We have seen signs that this could be tested soon, with Amazon said to be exploring the possibility of opening augmented reality homeware stores.
The irony of Amazon, they slayer of so many traditional stores, now taking a seemingly retrograde step by opening stores of its own, will not be lost on most in the industry.
These will be much more than just traditional brick-and-mortar presences for the online giant, however, and will be more in line with its forays into grocery shopping.
Now if we bring voice search and the Alexa digital assistant back into the frame, this all starts to fit together rather nicely.
Voice search suddenly becomes a vehicle to showcase and provide a wide range of products and services, from timely reminders about appointments, to contextual ad placements in response to commercial queries.
The more data is fed into this machine, the more accurate it becomes and – should privacy concerns be allayed or bludgeoned into submission – the happier the consumer will be with the results.
Voice search is not, on its own, the future of the search industry.
One real, if slightly lofty, ambition is to arrive at query-less search, requiring neither a text nor a voice prompt for a digital assistant to spring into action.
Another, more tangible and realistic goal, will be to use voice search to unify the varied touchpoints that make up the average consumer’s day. Though tangible and realistic in technological terms, this goal will remain tantalizingly out of reach if consumers use a variety of hardware providers and data is not shared across platforms, of course.

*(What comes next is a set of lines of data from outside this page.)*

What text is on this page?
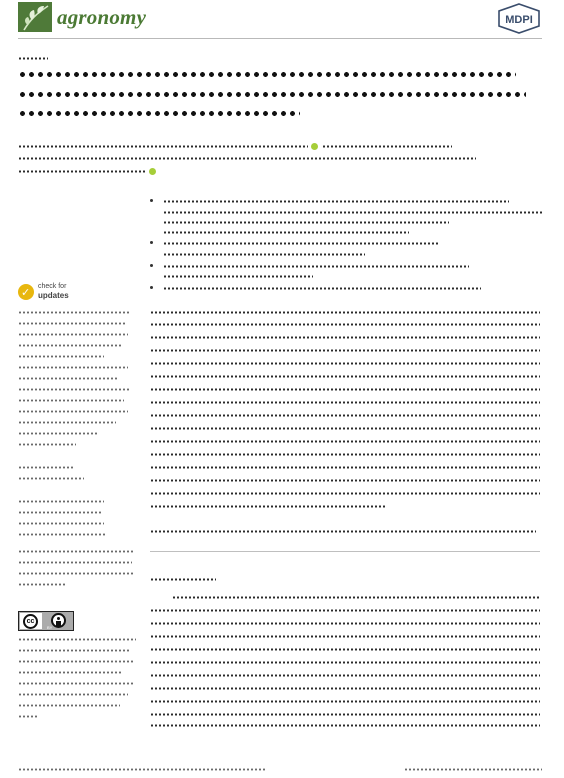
agronomy	MDPI
✓ check for
updates
cc
BY
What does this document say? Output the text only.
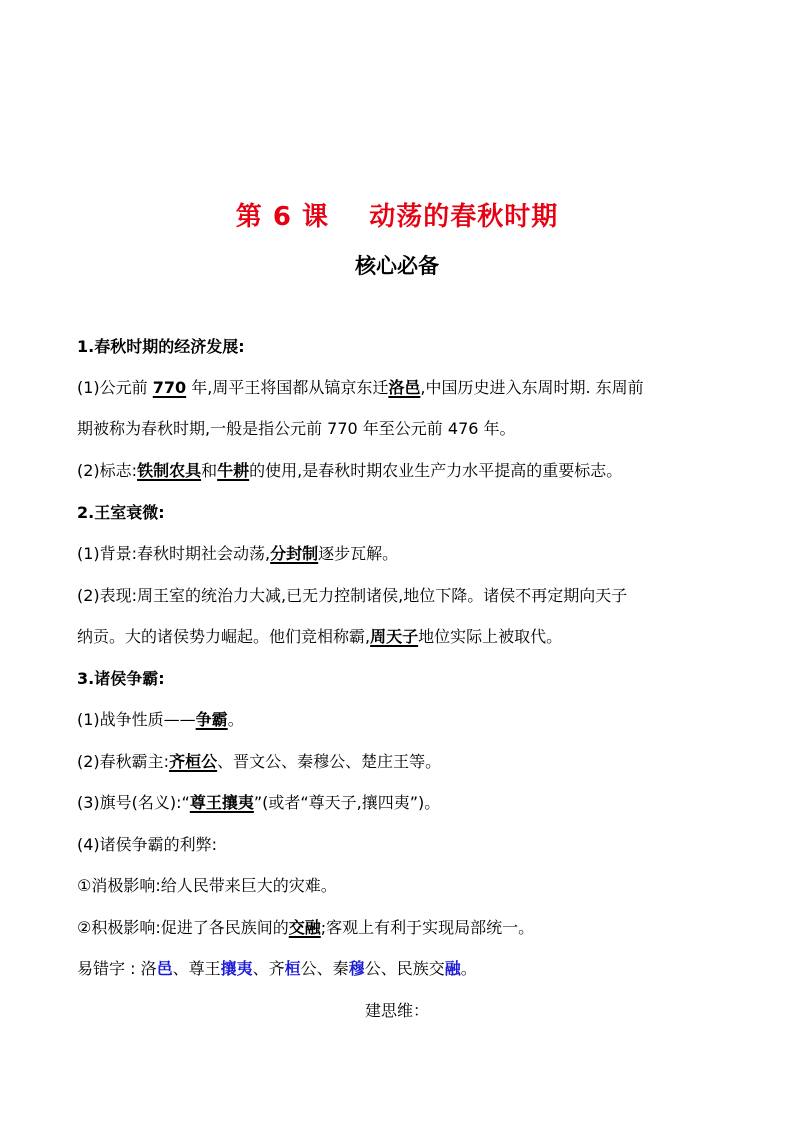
第 6 课    动荡的春秋时期
核心必备
1.春秋时期的经济发展:
(1)公元前 770 年,周平王将国都从镐京东迁洛邑,中国历史进入东周时期. 东周前
期被称为春秋时期,一般是指公元前 770 年至公元前 476 年。
(2)标志:铁制农具和牛耕的使用,是春秋时期农业生产力水平提高的重要标志。
2.王室衰微:
(1)背景:春秋时期社会动荡,分封制逐步瓦解。
(2)表现:周王室的统治力大减,已无力控制诸侯,地位下降。诸侯不再定期向天子
纳贡。大的诸侯势力崛起。他们竞相称霸,周天子地位实际上被取代。
3.诸侯争霸:
(1)战争性质——争霸。
(2)春秋霸主:齐桓公、晋文公、秦穆公、楚庄王等。
(3)旗号(名义):“尊王攘夷”(或者“尊天子,攘四夷”)。
(4)诸侯争霸的利弊:
①消极影响:给人民带来巨大的灾难。
②积极影响:促进了各民族间的交融;客观上有利于实现局部统一。
易错字 : 洛邑、尊王攘夷、齐桓公、秦穆公、民族交融。
建思维：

Making all of this a “ubiquitous and seamless” experience will be hard for consumers to resist and will make it even harder for them to move to another provider and start the process over again. This will be the bargaining chip used to persuade consumers to stay loyal with Apple or Google products from home to car to work.
We will see the continued rise of query-less search, where digital assistants answer our questions pre-emptively. Think Google Next, rather than Google Now.